I first met Paul at the 1990 Highpointers Convention in El Paso, Texas. Both of our books had just been published, Paul’s about three months before mine. Although we are competing authors, we have become good friends. One thing that we have both had a good time with is that Paul always seemed to have his books priced about $1.00 lower than mine no matter what price I had chosen. I told Paul that if I gave my books away, he would probably pay the people $1.00 to take his. Over the years our friendship has grown stronger and it is always a real pleasure to see him at the Conventions.
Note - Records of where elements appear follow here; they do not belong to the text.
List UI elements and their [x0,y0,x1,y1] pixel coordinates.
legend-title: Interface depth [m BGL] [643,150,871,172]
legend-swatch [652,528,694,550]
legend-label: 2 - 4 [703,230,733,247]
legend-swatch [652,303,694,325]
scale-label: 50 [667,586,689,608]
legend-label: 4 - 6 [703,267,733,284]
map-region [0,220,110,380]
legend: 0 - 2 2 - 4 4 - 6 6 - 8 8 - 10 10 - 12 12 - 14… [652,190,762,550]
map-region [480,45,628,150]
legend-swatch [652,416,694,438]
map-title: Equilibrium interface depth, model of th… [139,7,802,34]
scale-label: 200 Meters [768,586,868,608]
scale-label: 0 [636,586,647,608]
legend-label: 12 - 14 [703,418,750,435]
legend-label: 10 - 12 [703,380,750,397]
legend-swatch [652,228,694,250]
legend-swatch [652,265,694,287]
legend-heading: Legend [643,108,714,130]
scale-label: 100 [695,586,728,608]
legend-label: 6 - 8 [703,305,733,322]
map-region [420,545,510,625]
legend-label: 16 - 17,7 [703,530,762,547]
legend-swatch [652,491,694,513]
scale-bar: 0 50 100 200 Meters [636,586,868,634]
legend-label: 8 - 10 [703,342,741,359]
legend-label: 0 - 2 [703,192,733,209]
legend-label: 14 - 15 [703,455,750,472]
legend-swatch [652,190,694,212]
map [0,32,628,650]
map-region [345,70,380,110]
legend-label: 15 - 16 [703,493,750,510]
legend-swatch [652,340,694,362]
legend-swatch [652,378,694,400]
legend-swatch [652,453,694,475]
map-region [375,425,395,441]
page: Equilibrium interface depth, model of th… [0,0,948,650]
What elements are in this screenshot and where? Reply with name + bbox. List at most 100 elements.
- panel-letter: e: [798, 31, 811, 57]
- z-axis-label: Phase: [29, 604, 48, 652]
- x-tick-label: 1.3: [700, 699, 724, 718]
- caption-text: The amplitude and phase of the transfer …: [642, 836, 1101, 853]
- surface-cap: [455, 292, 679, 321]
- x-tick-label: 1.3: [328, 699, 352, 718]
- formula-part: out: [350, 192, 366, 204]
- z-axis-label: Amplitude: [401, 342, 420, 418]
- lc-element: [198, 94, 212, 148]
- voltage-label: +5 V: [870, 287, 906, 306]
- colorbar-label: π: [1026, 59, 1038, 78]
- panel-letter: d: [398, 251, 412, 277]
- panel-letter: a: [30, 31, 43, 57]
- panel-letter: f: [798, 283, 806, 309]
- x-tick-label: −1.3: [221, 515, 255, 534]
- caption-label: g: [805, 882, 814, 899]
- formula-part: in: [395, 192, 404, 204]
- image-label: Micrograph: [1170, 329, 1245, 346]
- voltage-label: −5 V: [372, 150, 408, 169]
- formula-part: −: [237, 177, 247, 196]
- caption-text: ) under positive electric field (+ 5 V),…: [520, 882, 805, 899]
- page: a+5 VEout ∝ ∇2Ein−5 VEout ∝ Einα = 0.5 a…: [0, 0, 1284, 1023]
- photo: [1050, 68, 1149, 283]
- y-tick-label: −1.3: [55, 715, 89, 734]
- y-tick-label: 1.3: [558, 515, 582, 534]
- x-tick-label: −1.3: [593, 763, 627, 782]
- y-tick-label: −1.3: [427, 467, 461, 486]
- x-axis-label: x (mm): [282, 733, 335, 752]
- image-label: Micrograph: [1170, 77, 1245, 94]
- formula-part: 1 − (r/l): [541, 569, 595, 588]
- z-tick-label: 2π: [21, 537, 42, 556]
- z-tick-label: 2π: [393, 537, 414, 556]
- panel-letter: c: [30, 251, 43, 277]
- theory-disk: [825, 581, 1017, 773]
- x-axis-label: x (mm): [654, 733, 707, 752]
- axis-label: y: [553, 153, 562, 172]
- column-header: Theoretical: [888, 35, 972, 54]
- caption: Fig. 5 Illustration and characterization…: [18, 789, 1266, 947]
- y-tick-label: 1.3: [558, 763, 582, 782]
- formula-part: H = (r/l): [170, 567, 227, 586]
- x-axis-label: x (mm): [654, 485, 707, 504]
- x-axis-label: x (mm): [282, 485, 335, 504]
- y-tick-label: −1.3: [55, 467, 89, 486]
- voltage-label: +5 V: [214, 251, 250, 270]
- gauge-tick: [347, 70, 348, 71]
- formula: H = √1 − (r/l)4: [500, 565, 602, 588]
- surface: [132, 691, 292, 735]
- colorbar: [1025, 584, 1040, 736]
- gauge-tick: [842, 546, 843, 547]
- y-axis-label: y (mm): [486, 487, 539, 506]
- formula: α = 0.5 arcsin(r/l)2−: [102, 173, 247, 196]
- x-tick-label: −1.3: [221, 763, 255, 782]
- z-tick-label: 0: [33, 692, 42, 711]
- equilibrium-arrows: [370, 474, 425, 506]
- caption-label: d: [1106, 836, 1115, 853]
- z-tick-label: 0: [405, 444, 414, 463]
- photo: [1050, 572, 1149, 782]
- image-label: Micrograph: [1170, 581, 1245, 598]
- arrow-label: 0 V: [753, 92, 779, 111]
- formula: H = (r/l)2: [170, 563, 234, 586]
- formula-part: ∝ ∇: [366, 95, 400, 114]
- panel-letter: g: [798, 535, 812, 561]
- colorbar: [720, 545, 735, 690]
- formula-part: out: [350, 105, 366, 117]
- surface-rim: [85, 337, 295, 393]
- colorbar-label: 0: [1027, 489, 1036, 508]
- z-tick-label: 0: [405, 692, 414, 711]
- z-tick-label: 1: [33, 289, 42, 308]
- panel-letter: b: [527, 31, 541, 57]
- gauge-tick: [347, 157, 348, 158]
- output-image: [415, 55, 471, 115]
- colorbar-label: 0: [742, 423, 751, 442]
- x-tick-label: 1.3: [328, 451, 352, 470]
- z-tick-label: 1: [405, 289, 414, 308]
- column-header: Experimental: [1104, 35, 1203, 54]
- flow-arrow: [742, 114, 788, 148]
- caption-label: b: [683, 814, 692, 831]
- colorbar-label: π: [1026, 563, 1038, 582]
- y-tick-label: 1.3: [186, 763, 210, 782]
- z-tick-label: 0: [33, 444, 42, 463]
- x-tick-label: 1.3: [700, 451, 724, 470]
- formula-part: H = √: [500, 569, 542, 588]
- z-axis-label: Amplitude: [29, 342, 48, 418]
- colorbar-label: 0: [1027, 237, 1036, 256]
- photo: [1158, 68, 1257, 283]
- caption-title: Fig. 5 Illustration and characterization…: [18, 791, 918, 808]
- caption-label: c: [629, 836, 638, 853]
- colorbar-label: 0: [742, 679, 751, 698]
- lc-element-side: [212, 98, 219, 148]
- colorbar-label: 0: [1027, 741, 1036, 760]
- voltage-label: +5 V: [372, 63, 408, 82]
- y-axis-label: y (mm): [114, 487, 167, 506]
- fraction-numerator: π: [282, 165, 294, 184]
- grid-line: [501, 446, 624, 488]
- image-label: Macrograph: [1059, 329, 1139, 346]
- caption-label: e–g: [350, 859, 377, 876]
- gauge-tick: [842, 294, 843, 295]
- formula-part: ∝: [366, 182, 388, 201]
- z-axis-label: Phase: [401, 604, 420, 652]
Bottom line? I love Paul! That’s the thing about highpointers. Once you’ve roped together, you have a bond for life. Paul has been a real supporter of the Club. I mean from Day One. Paul has been a real supporter of the Club. He as been a hell of an asset to the Club. .I wish I had his book when I did my highpoints. I did some highpoints with him. In South Dakota there was a question of whether the spire straight west of the castle was higher. He said he would survey it if I would help carry up the equipment. I did that and we settled the argument. He and Lila have always had such a great sense of humor. In Maryland, I told him about my plans to have my ashes carried to the 50 highpoints. He volunteered to take them to Charles Mound.
Paul Zumwalt, a very active and enthusiastic highpointer, has provided the hobby with many hours of his time, and we are all very much the better off for it. Paul created a fascinating guidebook with a uniquely personal flavor in the text and an easy-to-use large-size format. Paul has also used his excellent surveying experience to measure certain confusing crests, such as RI, MO, and DE. Paul, and his wonderful wife Lila, are among the friendliest highpointers in the Club. Their support for the Club and its goals is extraordinary. Many thanks for their involvement! I salute you! – John Mitchler
I knew Paul Zumwalt was The Grand Old Man of the Highpointers about as soon as I knew there was The Highpointers! I read his book soon afterwards, and in addition to its being useful on clibs, I was touched by its charm as he wove stories about his Travels With Lila among the highpoint facts. Then last year when I was talking with Allan Griggs about having the convention at the Black Mesa in 2002, Allan picked up the telephone to share the news with Paul. On the spot Paul offered to make the bid for OK-2002 at the Hawaii Convention! I was pleased and excited–and those of you who were at the Hawaii convention know that we won with no competition! Many thanks, Paul Zumwalt. I look forward to our sharing OK-2002 with you.
Paul Zumwalt published the second book providing the routes and descriptions of the highest point in each of the 50 states. Although Paul’s was the second book, it was published fore than 15 years after the first by Frank Ashley, and was the first to contain up-to-date detailed descriptions and maps. Although I had been to all but 4 of the 50 state highpoints when Paul published his book, it has been a source of information and interesting to read. Paul has been active in maintaining current information on Highpoints and has returned to many states with survey instruments to determine the exact highest point in questionable areas. My thanks to Paul for the contributions he has made to Highpointing and the Highpointer’s Club.